Но ведь помнит, якобы напившись до безобразия, как решали свозить меня в Израиль, дабы «избавить от зоологического махрового антисемитизма и привить любовь к хасидам, арабам (напомнить, что это наша исконная Святая Русь, брошенная нами мать-прародина), хоть силком свозить и окрестить в Иордане». Когда Петухов наперебой с Бондаренко уличали меня в нелюбви к Востоку, мы дружно смеялись, ибо понимали, что всё это шутки близких людей. Бондаренко только что вернулся из Израиля, был полон впечатлений от Святой Земли, я же упирался: дескать, ничего у вас не получится, никогда не поеду в Китай и в Израиль. Страшно представить, что в Китае полтора миллиарда китайцев, а в Израиле четыре миллиона евреев на крохотном клочке земли. И не маните, не поеду.
– Дурак ты, Личутка! Не понимаешь, что это за необыкновенная страна, – настаивал Бондаренко, готовый уже снова ринуться в землю обетованную, где, наверное, каждый день его кормят фаршированной щукой, на которую у критика большой азарт.
Петухов наваливался на меня с другого бока, откуда легче было потеснить, сбить с ног и перетянуть на свою сторону:
– Это наша земля, Владимир Владимирович! Русь, она до Вифлеема, до Назарета и до Иерусалима, и до горы Моисея на Синае, и до Иудейской пустыни, – всё это Русь святая… Понял? Это древняя русская земля. Старцы святые знают, где коснулась земли стопа Спасителя, там Русь святая, потому что святого Израиля не бывает, святой Палестины, святой Германии и Франции. Есть только святая Русь. А оттуда тебя на Афон свезём к старцам… Да там и оставим, чтобы отряс грехи. И я, пожалуй, с тобою. А Бондаренку поселим у Стены плача, сойдёт за древнего волхва и за внука Троцкого… Поставим палатку – и пусть живёт, как дервиш, питаясь подаянием. А чтобы не скучал, подселим Зульфикарова.
Бондаренко улыбался, мечтательно уставясь в потолок сквозь запотевшие очки, слушал соловьиные трели неожиданно разговорившегося Петухова.
– Как, ты не был на Афоне? – изумленно повторял Петухов. – Оттуда весь мир - как на ладони. От Арктики до Антарктики… Не из космоса, который я тоже люблю, но с Афона виден глубже. Правда, Бондаренко!?

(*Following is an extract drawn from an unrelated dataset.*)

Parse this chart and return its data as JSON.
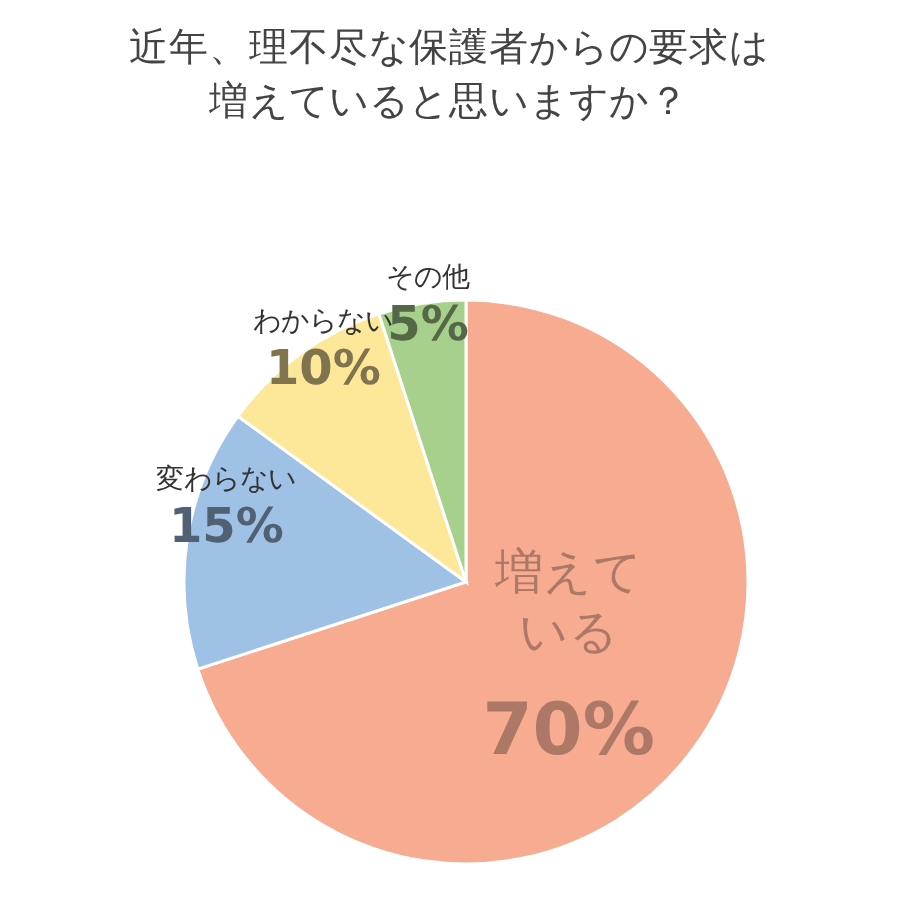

– Финансы поют романсы, – уныло протянул я.
– Я оплачиваю, поедешь за мой счёт. И не упирайся, – настойчиво подбивал Петухов. Он уже забыл, наверное, что накануне уговаривал меня ехать в Испанию к брату Васе.
– А что, Юра, пожалуй, ты и прав. Вдвоём-то его уговорим, обломаем, обстрогаем, сделаем из угрюмого «русопята»-деревенщика мирового человека… Мы в Израиле прославим Личутку. Кстати, Юра, ты ведь только что издал его роман « Миледи Ротман». Евреи любят про себя читать… Ещё и заработает.
– Ага, заработаешь у них, держи карман шире. Ты много заработал на своём «Лунном зайце»?
Бондаренко увильнул, оставил вопрос без ответа. Под влиянием некоего весёлого тумана в голове разговор вдруг свернул на зайцев, я стал рассказывать, как выращивал дома «ушастого», как он вырос до гигантских размеров, не давал ночами спать, а днём заползал под ванную, мерзавец такой, как подарил зверя соседу – поэту Василию Ледкову, и в конце концов косого съели. Друзья захохотали, меня разобрал азарт, я распалился и закричал Бондаренке:
– Ты всё вычитал про ушастых, написал целую книгу, а не знаешь того, почему в фильме «Ну погоди!» волк никак не может победить зайца и всё время остаётся с носом, а косой постоянно дурачит, потешается над серым. А я знаю, потому что много лет охотился на зайцев, убил, считай, голов двести за всё время, никак не меньше. Охота азартная, весёлая, но требует здоровья, бегать надо много по лесу наперехват, помогать гончей… Заяц для евреев – это воплощение древнего бога Озириса… Потому волк никогда не победит зайца, тот найдет лазейку в любых обстоятельствах.